With his idea to form wood using steam and muscle power, Michael Thonet laid the foundation for modern furniture. In the 1830s, he experimented with veneer strips that were boiled in glue. Finally, he succeeded in developing ‘furniture made of solid bent wood’. Today, we refer to it as bentwood when solid bent wood is used in furniture production.
Making metal vibrate
Tubular-steel production at Thonet
The production of furniture made of tubular steel also requires know-how about the materials and the production process. For icons like the S 64 cantilever chair by Marcel Breuer from the Bauhaus period, for example, a special alloy of a spring-tempered tubular steel is needed. This is the only way to guarantee dimensional accuracy and material strength – a prerequisite for ensuring that the oscillation effect is maintained over a long period of time and does not wear out over the years.
After being cut to length (trimmed), the tubes are first deburred, meaning that they are freed from splinters and sharp edges, and then ground. The bending process then takes place with the highest level of precision using a semi-automatic machine (CNC machine). If necessary, the mould is then adjusted again by hand, ground again and polished.
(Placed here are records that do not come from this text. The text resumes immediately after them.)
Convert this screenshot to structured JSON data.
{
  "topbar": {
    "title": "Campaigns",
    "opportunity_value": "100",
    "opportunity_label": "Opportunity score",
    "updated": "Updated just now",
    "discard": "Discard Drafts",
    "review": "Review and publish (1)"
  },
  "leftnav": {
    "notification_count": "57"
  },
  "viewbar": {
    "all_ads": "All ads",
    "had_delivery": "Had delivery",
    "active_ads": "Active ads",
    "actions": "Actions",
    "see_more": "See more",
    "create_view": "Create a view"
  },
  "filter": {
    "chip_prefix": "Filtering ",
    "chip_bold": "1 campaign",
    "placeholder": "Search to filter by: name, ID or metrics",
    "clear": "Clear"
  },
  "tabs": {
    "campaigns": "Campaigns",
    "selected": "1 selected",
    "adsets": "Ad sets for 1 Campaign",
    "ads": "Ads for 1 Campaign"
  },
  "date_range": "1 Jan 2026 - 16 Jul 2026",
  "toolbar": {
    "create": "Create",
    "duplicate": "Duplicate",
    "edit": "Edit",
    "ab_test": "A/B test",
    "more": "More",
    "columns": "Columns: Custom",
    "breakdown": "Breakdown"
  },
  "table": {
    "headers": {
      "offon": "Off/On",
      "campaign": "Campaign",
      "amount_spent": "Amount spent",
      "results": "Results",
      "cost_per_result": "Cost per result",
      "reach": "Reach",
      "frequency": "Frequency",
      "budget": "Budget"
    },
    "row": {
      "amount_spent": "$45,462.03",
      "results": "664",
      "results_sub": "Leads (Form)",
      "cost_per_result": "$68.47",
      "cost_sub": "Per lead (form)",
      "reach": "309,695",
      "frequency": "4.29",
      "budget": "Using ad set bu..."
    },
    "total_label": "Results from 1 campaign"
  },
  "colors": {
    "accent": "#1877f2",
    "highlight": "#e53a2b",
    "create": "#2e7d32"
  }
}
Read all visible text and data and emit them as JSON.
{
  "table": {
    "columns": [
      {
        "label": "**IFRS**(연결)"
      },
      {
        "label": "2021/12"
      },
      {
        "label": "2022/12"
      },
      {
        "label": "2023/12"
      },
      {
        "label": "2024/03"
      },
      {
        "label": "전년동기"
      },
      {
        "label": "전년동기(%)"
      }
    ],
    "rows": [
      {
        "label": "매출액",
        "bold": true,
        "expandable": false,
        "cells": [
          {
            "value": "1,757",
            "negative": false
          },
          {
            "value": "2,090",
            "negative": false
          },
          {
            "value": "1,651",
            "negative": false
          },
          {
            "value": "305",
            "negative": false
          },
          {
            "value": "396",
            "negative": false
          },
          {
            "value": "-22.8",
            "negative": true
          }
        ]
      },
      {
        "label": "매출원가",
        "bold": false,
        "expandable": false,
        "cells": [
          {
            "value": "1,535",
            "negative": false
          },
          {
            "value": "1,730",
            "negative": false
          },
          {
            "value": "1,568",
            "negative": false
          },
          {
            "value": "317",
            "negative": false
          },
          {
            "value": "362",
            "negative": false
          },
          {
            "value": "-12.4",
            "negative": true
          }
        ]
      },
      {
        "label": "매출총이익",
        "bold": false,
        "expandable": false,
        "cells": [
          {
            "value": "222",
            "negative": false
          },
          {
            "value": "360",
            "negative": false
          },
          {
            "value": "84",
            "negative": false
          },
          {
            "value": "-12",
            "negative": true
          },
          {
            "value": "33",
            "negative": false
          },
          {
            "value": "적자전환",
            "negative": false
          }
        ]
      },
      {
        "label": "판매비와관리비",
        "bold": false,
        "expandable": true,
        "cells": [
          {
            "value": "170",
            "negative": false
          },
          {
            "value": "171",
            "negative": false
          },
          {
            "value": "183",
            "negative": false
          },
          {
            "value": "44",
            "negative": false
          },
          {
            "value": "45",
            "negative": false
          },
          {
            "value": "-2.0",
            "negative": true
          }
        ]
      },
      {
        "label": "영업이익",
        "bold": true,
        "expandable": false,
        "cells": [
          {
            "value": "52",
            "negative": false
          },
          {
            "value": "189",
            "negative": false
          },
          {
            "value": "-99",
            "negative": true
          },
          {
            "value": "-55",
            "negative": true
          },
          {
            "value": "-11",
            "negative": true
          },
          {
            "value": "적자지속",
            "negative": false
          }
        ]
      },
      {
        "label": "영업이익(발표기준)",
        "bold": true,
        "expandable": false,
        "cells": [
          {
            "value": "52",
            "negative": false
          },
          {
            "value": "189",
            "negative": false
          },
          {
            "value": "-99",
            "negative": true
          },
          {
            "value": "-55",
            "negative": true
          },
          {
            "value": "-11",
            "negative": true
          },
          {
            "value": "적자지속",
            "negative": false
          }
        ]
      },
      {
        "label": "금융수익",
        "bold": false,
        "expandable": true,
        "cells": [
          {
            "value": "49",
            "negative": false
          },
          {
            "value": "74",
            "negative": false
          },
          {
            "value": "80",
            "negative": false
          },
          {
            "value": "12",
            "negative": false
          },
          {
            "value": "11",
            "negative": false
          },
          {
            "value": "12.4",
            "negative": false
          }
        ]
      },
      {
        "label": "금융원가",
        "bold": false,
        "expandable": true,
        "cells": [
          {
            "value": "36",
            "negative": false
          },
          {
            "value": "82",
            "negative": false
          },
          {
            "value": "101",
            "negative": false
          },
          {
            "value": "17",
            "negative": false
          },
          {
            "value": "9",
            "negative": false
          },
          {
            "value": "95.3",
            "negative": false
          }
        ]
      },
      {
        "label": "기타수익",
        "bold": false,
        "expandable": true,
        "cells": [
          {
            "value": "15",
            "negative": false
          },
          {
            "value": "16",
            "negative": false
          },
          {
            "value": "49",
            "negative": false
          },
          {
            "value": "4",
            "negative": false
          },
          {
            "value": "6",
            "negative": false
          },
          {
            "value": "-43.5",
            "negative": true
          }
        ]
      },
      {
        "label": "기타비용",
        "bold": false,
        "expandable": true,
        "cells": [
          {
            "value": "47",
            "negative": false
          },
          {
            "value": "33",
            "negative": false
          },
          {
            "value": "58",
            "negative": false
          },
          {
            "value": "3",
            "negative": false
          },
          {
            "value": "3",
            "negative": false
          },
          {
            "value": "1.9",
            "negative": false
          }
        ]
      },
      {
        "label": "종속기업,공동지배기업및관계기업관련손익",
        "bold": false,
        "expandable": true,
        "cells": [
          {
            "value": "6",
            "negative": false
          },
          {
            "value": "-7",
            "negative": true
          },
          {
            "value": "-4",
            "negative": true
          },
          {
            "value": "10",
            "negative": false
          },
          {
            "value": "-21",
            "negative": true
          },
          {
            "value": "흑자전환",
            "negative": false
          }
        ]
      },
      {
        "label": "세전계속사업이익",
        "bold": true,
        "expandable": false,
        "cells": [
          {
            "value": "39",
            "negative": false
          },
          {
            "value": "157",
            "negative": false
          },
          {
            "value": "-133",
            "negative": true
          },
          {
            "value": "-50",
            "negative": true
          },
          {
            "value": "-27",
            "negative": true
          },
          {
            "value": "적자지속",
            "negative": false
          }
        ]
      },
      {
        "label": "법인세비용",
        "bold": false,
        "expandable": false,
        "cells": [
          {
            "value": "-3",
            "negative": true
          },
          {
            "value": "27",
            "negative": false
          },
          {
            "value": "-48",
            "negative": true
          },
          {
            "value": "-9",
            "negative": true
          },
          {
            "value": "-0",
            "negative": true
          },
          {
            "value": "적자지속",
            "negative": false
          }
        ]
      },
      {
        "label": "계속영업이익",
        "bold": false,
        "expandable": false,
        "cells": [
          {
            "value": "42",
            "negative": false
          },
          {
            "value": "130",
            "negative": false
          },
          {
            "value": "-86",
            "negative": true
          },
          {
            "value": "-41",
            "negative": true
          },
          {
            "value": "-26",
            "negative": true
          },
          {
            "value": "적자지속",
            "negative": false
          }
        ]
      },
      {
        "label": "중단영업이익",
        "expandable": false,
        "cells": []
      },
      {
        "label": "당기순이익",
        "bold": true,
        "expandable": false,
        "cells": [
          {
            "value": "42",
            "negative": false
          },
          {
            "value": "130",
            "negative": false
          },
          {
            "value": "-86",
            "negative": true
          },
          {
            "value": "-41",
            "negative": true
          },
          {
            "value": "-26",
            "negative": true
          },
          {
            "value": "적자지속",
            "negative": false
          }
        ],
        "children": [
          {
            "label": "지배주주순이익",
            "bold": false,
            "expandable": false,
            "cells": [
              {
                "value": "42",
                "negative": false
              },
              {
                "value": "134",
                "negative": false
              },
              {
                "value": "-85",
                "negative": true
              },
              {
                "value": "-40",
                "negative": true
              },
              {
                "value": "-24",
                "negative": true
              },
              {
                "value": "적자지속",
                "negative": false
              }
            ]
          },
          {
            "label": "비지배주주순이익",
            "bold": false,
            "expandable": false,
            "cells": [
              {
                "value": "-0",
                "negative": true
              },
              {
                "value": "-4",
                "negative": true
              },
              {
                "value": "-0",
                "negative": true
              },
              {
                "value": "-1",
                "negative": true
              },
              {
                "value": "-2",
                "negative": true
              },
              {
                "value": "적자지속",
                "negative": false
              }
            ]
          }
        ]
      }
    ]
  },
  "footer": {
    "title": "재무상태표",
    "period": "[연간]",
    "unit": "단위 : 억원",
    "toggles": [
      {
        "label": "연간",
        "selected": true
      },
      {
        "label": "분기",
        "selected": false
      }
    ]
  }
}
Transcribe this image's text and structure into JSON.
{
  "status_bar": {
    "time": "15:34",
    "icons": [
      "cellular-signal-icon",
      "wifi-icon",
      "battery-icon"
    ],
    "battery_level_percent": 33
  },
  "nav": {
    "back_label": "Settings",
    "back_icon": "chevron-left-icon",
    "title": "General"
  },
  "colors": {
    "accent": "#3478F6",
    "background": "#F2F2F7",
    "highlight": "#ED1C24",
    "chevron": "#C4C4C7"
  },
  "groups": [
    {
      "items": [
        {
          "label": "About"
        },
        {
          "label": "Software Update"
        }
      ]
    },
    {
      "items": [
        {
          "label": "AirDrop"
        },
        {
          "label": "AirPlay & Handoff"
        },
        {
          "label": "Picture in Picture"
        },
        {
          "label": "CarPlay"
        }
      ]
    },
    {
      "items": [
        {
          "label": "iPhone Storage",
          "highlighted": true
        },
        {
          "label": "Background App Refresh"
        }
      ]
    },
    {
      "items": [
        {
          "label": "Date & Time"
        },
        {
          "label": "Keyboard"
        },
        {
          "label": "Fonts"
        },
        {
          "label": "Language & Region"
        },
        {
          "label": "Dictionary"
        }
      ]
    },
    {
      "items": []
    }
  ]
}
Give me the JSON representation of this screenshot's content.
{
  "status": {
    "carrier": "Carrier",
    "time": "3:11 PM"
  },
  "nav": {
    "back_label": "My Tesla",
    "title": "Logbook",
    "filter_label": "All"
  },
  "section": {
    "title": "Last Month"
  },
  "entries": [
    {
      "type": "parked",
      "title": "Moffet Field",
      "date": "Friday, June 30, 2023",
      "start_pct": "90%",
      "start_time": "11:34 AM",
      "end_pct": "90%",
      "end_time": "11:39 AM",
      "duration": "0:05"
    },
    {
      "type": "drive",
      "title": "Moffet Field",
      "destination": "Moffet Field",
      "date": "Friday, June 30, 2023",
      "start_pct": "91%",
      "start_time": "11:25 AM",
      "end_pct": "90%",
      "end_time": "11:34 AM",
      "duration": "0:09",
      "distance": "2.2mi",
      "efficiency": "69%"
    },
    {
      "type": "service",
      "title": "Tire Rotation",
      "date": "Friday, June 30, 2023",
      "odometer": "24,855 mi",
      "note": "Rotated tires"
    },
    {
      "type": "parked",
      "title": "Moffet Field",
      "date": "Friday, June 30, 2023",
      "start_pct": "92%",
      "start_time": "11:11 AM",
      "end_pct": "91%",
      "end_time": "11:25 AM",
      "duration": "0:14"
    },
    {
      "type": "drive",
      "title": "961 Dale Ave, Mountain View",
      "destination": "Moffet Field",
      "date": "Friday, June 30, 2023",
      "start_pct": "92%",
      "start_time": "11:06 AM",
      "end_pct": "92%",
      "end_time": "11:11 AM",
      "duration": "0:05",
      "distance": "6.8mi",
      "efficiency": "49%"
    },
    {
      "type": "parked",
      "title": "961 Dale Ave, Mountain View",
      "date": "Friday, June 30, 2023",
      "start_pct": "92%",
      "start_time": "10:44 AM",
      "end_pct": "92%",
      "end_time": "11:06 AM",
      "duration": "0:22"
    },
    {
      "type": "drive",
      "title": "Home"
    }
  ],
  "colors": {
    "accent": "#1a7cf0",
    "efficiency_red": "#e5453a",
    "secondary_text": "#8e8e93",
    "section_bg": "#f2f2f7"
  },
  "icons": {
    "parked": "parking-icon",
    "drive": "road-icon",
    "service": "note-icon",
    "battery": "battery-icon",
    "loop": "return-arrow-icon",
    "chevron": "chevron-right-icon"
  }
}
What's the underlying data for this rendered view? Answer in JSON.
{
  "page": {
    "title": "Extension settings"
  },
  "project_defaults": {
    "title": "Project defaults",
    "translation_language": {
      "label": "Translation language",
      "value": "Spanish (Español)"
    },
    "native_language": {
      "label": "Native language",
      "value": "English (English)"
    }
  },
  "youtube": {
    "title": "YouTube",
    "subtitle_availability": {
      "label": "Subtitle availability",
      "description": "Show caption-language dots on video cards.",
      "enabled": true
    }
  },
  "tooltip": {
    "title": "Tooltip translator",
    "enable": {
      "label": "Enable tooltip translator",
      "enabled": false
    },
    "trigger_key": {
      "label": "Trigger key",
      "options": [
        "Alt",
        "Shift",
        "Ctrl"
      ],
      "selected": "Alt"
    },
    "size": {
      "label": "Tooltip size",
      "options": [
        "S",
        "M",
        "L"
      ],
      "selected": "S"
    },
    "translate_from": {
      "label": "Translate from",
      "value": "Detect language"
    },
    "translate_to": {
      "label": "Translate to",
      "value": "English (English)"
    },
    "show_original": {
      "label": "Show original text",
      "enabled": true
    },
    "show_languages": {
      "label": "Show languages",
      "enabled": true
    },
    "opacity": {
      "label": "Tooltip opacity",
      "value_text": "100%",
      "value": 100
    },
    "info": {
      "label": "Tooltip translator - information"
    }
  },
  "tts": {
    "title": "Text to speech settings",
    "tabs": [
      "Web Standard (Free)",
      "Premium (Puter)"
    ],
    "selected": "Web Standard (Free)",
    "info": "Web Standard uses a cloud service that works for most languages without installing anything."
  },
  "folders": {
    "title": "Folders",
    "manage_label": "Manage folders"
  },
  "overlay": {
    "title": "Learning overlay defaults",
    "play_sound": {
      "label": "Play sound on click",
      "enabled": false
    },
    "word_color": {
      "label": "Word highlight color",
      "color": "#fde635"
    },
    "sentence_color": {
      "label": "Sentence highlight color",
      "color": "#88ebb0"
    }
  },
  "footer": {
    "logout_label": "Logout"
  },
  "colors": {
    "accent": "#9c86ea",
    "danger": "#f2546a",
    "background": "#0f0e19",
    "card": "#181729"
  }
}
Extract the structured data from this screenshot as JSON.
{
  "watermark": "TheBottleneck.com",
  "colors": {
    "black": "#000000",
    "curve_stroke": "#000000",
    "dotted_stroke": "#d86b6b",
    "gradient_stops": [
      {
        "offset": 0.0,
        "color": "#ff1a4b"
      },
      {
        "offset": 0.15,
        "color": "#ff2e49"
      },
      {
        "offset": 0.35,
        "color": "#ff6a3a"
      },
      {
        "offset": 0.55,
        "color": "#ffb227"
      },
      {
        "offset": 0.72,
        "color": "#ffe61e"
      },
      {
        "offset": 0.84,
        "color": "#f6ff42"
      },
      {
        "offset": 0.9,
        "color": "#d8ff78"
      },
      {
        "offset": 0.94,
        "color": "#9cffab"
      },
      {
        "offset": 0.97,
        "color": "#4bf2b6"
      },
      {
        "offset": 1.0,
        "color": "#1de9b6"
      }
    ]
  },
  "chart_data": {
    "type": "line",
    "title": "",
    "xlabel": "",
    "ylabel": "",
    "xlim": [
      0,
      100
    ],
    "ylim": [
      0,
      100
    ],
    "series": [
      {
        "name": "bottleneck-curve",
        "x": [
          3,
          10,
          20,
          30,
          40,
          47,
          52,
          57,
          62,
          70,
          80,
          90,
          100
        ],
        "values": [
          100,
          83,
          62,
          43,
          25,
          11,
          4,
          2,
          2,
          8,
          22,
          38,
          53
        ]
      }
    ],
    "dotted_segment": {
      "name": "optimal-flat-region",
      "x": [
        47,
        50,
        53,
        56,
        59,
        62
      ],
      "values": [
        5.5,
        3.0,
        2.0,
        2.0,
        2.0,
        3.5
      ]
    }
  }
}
For environmental reasons, the surface finish is carried out in specially qualified companies. At the end, the furniture is returned to the company’s own shop floor, where the upholstery and the various wood, leather, mesh or wickerwork trimmings are fitted.
Thonet marked its 200th anniversary as a company with an exciting booth concept at imm cologne 2019, 65 years after its first appearance at the trade fair. Photo: Thonet
Tradition that meets the trend
With its short supply chains, Thonet catches the current zeitgeist perfectly. Trends such as deglobalisation and glocalisation ensure more demand for mindfully produced products. The coronavirus pandemic has clearly revealed a further advantage: economic independence. Global incidents can cause the globalised economy to falter if the transport of goods is restricted. With its choice to use well-established, local contacts, Thonet has not been affected in this respect.
Thonet treasures its long and close connection to both its suppliers and imm cologne, too. The traditional company has been a regular at our trade fair since 1954.